The first is having a clear sense of what it is trying to do. Not enough hard choices have been made about what really matters, and what really doesn’t. Our policy process tends to produce long lists of co-equal priorities that are hard to oppose. The United States not only needs to prioritize, but it needs to have an affirmative vision of what it is trying to achieve, and not merely what it is trying to prevent.

The second is being able to control the flow of the engagement, and not merely to be reactive. As the three-time ambassador Ron Neumann pointed out to me recently, the United States is handling its very full policy agenda by managing problems and hoping they don’t turn to crises. It’s an understandable instinct, but it allows U.S. adversaries to pick the time, place and circumstances of U.S. engagements with them. Their skillful use of “gray zone” tactics and asymmetrical tools often means they are deriving incremental advantage while the United States is, in Ambassador Neumann’s memorable image, like a Chinese plate-spinning acrobat, keeping everything moving and hoping nothing crashes to the ground.

While Vladimir Putin started the Ukraine war on his terms, the Biden administration has done well to ensure that the Russian leader controls neither the pace nor trajectory of the war.

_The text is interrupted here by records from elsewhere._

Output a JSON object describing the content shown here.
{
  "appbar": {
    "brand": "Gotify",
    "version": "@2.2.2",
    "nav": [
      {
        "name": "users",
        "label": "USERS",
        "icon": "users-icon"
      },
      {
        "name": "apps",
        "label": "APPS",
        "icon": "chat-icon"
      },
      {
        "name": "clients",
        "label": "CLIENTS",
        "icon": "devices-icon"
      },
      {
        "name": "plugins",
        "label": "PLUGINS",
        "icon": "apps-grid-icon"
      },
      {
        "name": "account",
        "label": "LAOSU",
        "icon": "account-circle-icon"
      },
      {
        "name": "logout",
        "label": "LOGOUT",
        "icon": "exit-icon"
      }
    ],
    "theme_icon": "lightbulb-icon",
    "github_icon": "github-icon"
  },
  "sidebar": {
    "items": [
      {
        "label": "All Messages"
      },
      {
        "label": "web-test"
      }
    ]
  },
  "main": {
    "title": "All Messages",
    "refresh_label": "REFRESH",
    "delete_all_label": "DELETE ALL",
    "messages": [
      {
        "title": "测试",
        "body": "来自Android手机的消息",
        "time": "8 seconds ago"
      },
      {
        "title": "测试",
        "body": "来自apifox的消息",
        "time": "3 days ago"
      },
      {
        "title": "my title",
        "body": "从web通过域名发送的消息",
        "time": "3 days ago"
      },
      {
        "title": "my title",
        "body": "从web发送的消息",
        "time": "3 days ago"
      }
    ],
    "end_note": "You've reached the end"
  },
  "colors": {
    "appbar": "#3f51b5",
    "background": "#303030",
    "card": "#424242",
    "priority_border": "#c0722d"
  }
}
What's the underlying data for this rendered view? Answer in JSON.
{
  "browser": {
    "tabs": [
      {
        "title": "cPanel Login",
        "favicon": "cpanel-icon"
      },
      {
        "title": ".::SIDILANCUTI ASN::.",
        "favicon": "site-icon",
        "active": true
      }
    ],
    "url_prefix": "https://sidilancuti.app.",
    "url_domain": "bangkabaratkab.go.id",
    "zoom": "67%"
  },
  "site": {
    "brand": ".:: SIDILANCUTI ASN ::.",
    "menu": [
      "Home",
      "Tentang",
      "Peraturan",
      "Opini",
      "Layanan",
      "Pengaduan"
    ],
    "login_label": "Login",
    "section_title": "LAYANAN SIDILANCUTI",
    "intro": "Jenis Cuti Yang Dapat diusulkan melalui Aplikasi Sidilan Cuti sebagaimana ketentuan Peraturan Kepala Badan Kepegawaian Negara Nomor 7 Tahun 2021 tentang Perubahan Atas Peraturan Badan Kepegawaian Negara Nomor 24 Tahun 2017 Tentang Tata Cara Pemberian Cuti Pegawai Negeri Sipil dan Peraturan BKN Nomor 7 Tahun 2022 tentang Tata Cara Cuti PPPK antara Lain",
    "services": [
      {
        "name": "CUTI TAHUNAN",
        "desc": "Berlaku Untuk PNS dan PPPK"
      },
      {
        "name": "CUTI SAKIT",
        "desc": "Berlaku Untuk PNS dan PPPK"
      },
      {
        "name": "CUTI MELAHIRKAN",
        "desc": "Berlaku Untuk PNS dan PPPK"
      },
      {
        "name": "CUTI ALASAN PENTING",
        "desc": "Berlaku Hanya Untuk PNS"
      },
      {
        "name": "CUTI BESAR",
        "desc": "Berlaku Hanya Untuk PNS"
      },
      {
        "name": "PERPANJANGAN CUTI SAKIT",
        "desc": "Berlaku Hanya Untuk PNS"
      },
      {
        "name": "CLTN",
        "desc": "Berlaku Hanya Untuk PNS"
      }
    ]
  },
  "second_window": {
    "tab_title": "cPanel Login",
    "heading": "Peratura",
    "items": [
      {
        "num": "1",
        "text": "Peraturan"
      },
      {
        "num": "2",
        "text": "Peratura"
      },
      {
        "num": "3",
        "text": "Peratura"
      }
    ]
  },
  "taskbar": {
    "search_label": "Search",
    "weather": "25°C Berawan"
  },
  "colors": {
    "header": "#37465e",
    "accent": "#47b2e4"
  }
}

Equally importantly, our intelligence effort appears tightly coordinated with the diplomatic and military ones.

The Middle East is a good place to adopt a more integrated strategy, and the most important place to do that is with Iran. While there is likely no durable solution to Iran’s instinct to be a regional spoiler, the United States needs to do a better job at presenting the Iranian government with clear choices, and to do so on U.S. terms. That requires a U.S. willingness to impose real costs on Iran, but also a willingness to recognize and reward better behavior, should it emerge.

Chasing after China’s rising Middle East presence, especially with President Xi’s expected visit next week, is a path of madness. Even as its regional roles grow, Bejing can’t compete with the U.S. ability to protect governments from external or internal threats—provided that Mideast leaders see their internal challenges as developing the human capital and management skills that they urgently need to face the energy transition, and not acquiring as much surveillance capacity as they can muster to repress their populations. The U.S. government needs to shift the terms of that conversation.

In addition, the United States needs to shrink its aperture. That means forming genuinely close relationships with a smaller number of countries and being willing to have more distant relationships with many. Being close to the United States should mean more, and being distant should mean more, too. 

And finally, the United States needs to notch a real win or two, and not remain deeply entangled in every unresolvable problem in the region. Doing so—perhaps in Jordan, or Morocco, or elsewhere—would require full-spectrum engagement, and not just an enhanced security relationship.

At the end of the seventh round, not many people would have been willing to bet on Ali. But Ali knew what he was doing. The United States should, too.

Jon B. Alterman holds the Zbigniew Brzezinski Chair in Global Security and Geostrategy and directs the Middle East program at CSIS.